I can reflect, pray, or just enjoy the quiet rhythm as I hammer and stamp.
Tonight I find myself reflecting over last month. In a word it was a disaster. By the end, even though I finished all my orders on time and shipped everything as promised I felt so worn down and on some days, defeated.
It was difficult to find the strength to persevere those days, when at 3 am I would look behind me and see my hubby snuggled under our blankies, and I so desperately wanted to just stop working, and cuddle up in the comfort of his arms and sleep.
We all have these times in our life, we're human. We plan and we plan, we think we have our ducks in a row and we DEPEND on OUR plans, then... they fall apart and we have no control over it.
It is these times that we have to step back place our broken non existent plans in God's hands and know, He will give us the strength to persevere. He will set the path. If we choose to walk it, He will guide us.
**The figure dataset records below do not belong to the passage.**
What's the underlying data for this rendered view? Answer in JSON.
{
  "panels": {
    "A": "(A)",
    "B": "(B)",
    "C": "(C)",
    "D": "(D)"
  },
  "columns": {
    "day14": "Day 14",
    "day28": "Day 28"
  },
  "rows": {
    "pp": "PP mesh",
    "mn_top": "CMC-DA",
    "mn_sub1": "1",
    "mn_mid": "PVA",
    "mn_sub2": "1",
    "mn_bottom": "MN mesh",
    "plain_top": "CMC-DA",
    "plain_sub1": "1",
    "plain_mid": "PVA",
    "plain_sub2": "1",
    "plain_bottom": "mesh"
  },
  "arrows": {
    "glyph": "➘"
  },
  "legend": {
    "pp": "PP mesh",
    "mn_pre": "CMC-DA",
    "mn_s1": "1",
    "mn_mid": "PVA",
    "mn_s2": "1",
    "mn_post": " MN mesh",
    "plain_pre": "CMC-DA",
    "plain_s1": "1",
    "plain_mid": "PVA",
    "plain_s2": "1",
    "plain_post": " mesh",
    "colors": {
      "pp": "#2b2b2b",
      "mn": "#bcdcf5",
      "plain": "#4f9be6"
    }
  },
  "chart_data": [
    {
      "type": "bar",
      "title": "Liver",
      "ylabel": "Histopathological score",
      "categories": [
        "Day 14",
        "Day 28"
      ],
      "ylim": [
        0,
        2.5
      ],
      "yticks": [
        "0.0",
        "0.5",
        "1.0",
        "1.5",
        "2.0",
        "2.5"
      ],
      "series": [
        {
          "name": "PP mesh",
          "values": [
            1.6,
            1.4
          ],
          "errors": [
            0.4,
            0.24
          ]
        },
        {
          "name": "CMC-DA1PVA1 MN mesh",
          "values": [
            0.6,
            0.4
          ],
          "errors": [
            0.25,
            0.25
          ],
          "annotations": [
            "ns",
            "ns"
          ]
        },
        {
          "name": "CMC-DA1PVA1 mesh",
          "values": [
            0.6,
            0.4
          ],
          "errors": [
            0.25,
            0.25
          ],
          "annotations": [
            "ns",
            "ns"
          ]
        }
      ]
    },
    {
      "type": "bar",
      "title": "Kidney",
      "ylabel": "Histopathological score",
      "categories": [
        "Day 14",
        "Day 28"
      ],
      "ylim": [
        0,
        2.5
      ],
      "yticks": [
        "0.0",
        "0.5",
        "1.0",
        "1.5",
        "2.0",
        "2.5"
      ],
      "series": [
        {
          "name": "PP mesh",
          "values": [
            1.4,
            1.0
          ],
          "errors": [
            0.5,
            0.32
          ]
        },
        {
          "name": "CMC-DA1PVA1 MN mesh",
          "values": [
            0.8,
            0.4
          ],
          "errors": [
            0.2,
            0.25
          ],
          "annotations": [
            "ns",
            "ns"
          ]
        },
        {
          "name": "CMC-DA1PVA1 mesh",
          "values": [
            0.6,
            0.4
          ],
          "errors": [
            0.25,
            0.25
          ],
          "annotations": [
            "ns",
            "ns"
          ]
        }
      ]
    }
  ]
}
Sometimes that strength comes to us from others.
In my weakest moments last month, when i just wanted to cry at 3am, because something else went wrong, someone else got sick, something else broke I was exhausted and wanted to give up Tracy would send me an e-mail. They always came in right when I needed them most, right when I was ready to set the hammer down, there was an e-mail encouraging me on.
Tracy is a kindred soul, my creative sister! This Christmas season was busy for her as well, and we were there for each other in the wee hours of the morning encouraging each other to keep faith, the light was at the end of the dark path we just had to keep going. We kept the faith, we persevered!! Thanks Tracy, love ya!
Do you have a Kindred Soul in your life?